Mais en dépit de nos réticences un peu coconnes, force est de constater qu’Animots est une réussite totale, plébiscitée par les premiers concernés, à savoir les enfants. Et qu’ils jouent entre eux ou avec nous, c’est un vrai moment de plaisir que de farfouiller dans ce sac collectif et de conception très maline pour tenter d’identifier un F, un J ou un Z (mais ne serait-ce pas un N, à bien y réfléchir) dans la frénésie de mains qui farfouillent. Le jeu est à la fois stressant et gratifiant, intense, et surtout amusant. Il n’apprendra certainement pas à vos enfants à écrire correctement, mais il leur permettra en revanche de faire preuve de tactique dans le choix des lettres à trouver. Prenons l’exemple de l’HIPPOPOTAME. Si le joueur s’acharne à piocher HIPPO pour sortir le nom de l’animal dans l’ordre, les devineurs auront ensuite un doute légitime entre l’hippopotame et l’hippocampe. Mais si le joueur parvient à afficher _IPO_TAM, il donne des indications finalement bien plus précieuses, même si elles sont incomplètes. Il ne s’agit donc pas de reproduire les lettres de son animal, mais d’identifier les lettres les plus importantes du mot, celles qui permettront de le faire deviner à coup sûr. Et ça les amis, ça, c’est franchement très très malin !

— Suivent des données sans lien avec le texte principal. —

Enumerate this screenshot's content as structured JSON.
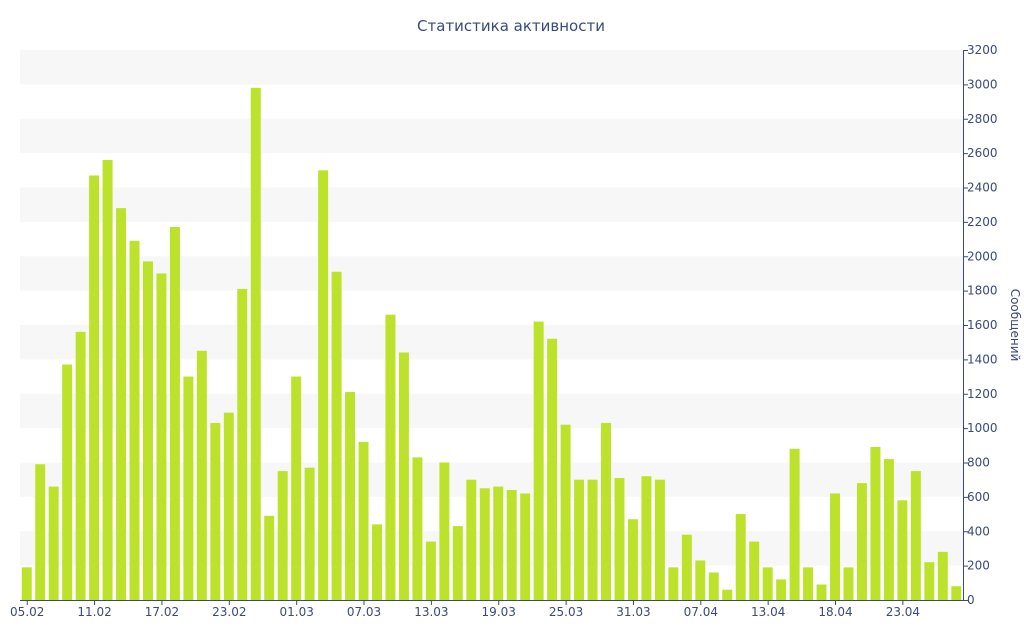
{
  "chart_data": {
    "type": "bar",
    "title": "Статистика активности",
    "xlabel": "",
    "ylabel": "Сообщений",
    "ylim": [
      0,
      3200
    ],
    "yticks": [
      0,
      200,
      400,
      600,
      800,
      1000,
      1200,
      1400,
      1600,
      1800,
      2000,
      2200,
      2400,
      2600,
      2800,
      3000,
      3200
    ],
    "x_tick_labels": [
      {
        "index": 0,
        "label": "05.02"
      },
      {
        "index": 5,
        "label": "11.02"
      },
      {
        "index": 10,
        "label": "17.02"
      },
      {
        "index": 15,
        "label": "23.02"
      },
      {
        "index": 20,
        "label": "01.03"
      },
      {
        "index": 25,
        "label": "07.03"
      },
      {
        "index": 30,
        "label": "13.03"
      },
      {
        "index": 35,
        "label": "19.03"
      },
      {
        "index": 40,
        "label": "25.03"
      },
      {
        "index": 45,
        "label": "31.03"
      },
      {
        "index": 50,
        "label": "07.04"
      },
      {
        "index": 55,
        "label": "13.04"
      },
      {
        "index": 60,
        "label": "18.04"
      },
      {
        "index": 65,
        "label": "23.04"
      }
    ],
    "values": [
      190,
      790,
      660,
      1370,
      1560,
      2470,
      2560,
      2280,
      2090,
      1970,
      1900,
      2170,
      1300,
      1450,
      1030,
      1090,
      1810,
      2980,
      490,
      750,
      1300,
      770,
      2500,
      1910,
      1210,
      920,
      440,
      1660,
      1440,
      830,
      340,
      800,
      430,
      700,
      650,
      660,
      640,
      620,
      1620,
      1520,
      1020,
      700,
      700,
      1030,
      710,
      470,
      720,
      700,
      190,
      380,
      230,
      160,
      60,
      500,
      340,
      190,
      120,
      880,
      190,
      90,
      620,
      190,
      680,
      890,
      820,
      580,
      750,
      220,
      280,
      80
    ],
    "grid": "horizontal-bands",
    "yaxis_position": "right",
    "colors": {
      "bar": "#bde22c",
      "band": "#f7f7f7",
      "text": "#3a4a7a",
      "axis": "#3a4a7a"
    }
  }
}
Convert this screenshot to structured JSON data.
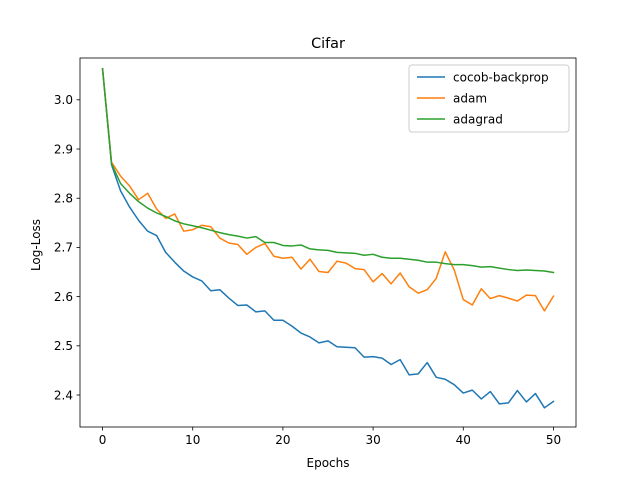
{
  "chart_data": {
    "type": "line",
    "title": "Cifar",
    "xlabel": "Epochs",
    "ylabel": "Log-Loss",
    "xlim": [
      -2.5,
      52.5
    ],
    "ylim": [
      2.335,
      3.085
    ],
    "xticks": [
      "0",
      "10",
      "20",
      "30",
      "40",
      "50"
    ],
    "xtick_values": [
      0,
      10,
      20,
      30,
      40,
      50
    ],
    "yticks": [
      "2.4",
      "2.5",
      "2.6",
      "2.7",
      "2.8",
      "2.9",
      "3.0"
    ],
    "ytick_values": [
      2.4,
      2.5,
      2.6,
      2.7,
      2.8,
      2.9,
      3.0
    ],
    "grid": false,
    "legend_position": "top-right",
    "x": [
      0,
      1,
      2,
      3,
      4,
      5,
      6,
      7,
      8,
      9,
      10,
      11,
      12,
      13,
      14,
      15,
      16,
      17,
      18,
      19,
      20,
      21,
      22,
      23,
      24,
      25,
      26,
      27,
      28,
      29,
      30,
      31,
      32,
      33,
      34,
      35,
      36,
      37,
      38,
      39,
      40,
      41,
      42,
      43,
      44,
      45,
      46,
      47,
      48,
      49,
      50
    ],
    "series": [
      {
        "name": "cocob-backprop",
        "color": "#1f77b4",
        "values": [
          3.063,
          2.868,
          2.815,
          2.782,
          2.755,
          2.733,
          2.724,
          2.69,
          2.67,
          2.652,
          2.64,
          2.632,
          2.612,
          2.614,
          2.597,
          2.582,
          2.583,
          2.569,
          2.571,
          2.552,
          2.552,
          2.54,
          2.526,
          2.518,
          2.506,
          2.51,
          2.498,
          2.497,
          2.496,
          2.477,
          2.478,
          2.475,
          2.462,
          2.472,
          2.441,
          2.443,
          2.466,
          2.436,
          2.432,
          2.421,
          2.404,
          2.41,
          2.392,
          2.407,
          2.382,
          2.384,
          2.409,
          2.386,
          2.403,
          2.374,
          2.387
        ]
      },
      {
        "name": "adam",
        "color": "#ff7f0e",
        "values": [
          3.063,
          2.873,
          2.845,
          2.825,
          2.797,
          2.81,
          2.778,
          2.759,
          2.768,
          2.733,
          2.736,
          2.745,
          2.742,
          2.719,
          2.709,
          2.706,
          2.686,
          2.7,
          2.708,
          2.682,
          2.678,
          2.68,
          2.656,
          2.676,
          2.651,
          2.649,
          2.672,
          2.668,
          2.657,
          2.655,
          2.63,
          2.647,
          2.626,
          2.648,
          2.62,
          2.607,
          2.614,
          2.637,
          2.691,
          2.654,
          2.594,
          2.583,
          2.616,
          2.596,
          2.602,
          2.597,
          2.591,
          2.603,
          2.602,
          2.571,
          2.601
        ]
      },
      {
        "name": "adagrad",
        "color": "#2ca02c",
        "values": [
          3.063,
          2.87,
          2.83,
          2.81,
          2.793,
          2.78,
          2.77,
          2.763,
          2.754,
          2.748,
          2.744,
          2.74,
          2.735,
          2.73,
          2.726,
          2.723,
          2.719,
          2.722,
          2.71,
          2.71,
          2.704,
          2.703,
          2.705,
          2.697,
          2.695,
          2.694,
          2.69,
          2.689,
          2.688,
          2.684,
          2.686,
          2.68,
          2.678,
          2.678,
          2.676,
          2.674,
          2.67,
          2.67,
          2.667,
          2.665,
          2.665,
          2.663,
          2.66,
          2.661,
          2.658,
          2.655,
          2.653,
          2.654,
          2.653,
          2.652,
          2.649
        ]
      }
    ]
  }
}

De belles possibilités d’adaptation
Du coup, la portée pédagogique de ce jeu est finalement bien plus importante qu’un jeu de lettres classique, car outre sa dimension tactile, Animots invite à la réflexion sur ce qui distingue un mot d’un autre, sur ce qui le caractérise, et donc la manière dont il est construit.
L’éditeur, Space Cow, ne s’y trompe d’ailleurs pas, en proposant deux possibilités qui ne manqueront pas de rencontrer du succès auprès des enseignants. La première et la plus évidente, cest la présence d’un deck de cartes animaux en langue anglaise. Si vous voulez vous faire un trip linguisticoludique, à vous les mosquitos, ducks, eagles, warthogs ou… sperm whales (je vous laisse chercher ce que c’est).
Mais là où l’éditeur est encore plus cool, c’est qu’il vous offre même la possibilité de créer vos propres cartes à imprimer directement sur son site. Rien ne vous empêche de créer des cartes avec les noms de vos héros préférés ou des copains d’école de vos marmots, ou de vous lancer avec des mots en breton, en chti ou en occitan. La seule contrainte, finalement, c’est de s’assurer que les lettres de vos mots soient bien présentes dans l’alphabet français. Cette possibilité d’adaptation est vraiment intéressante et ouvre naturellement des possibilités pédagogiques d’envergure.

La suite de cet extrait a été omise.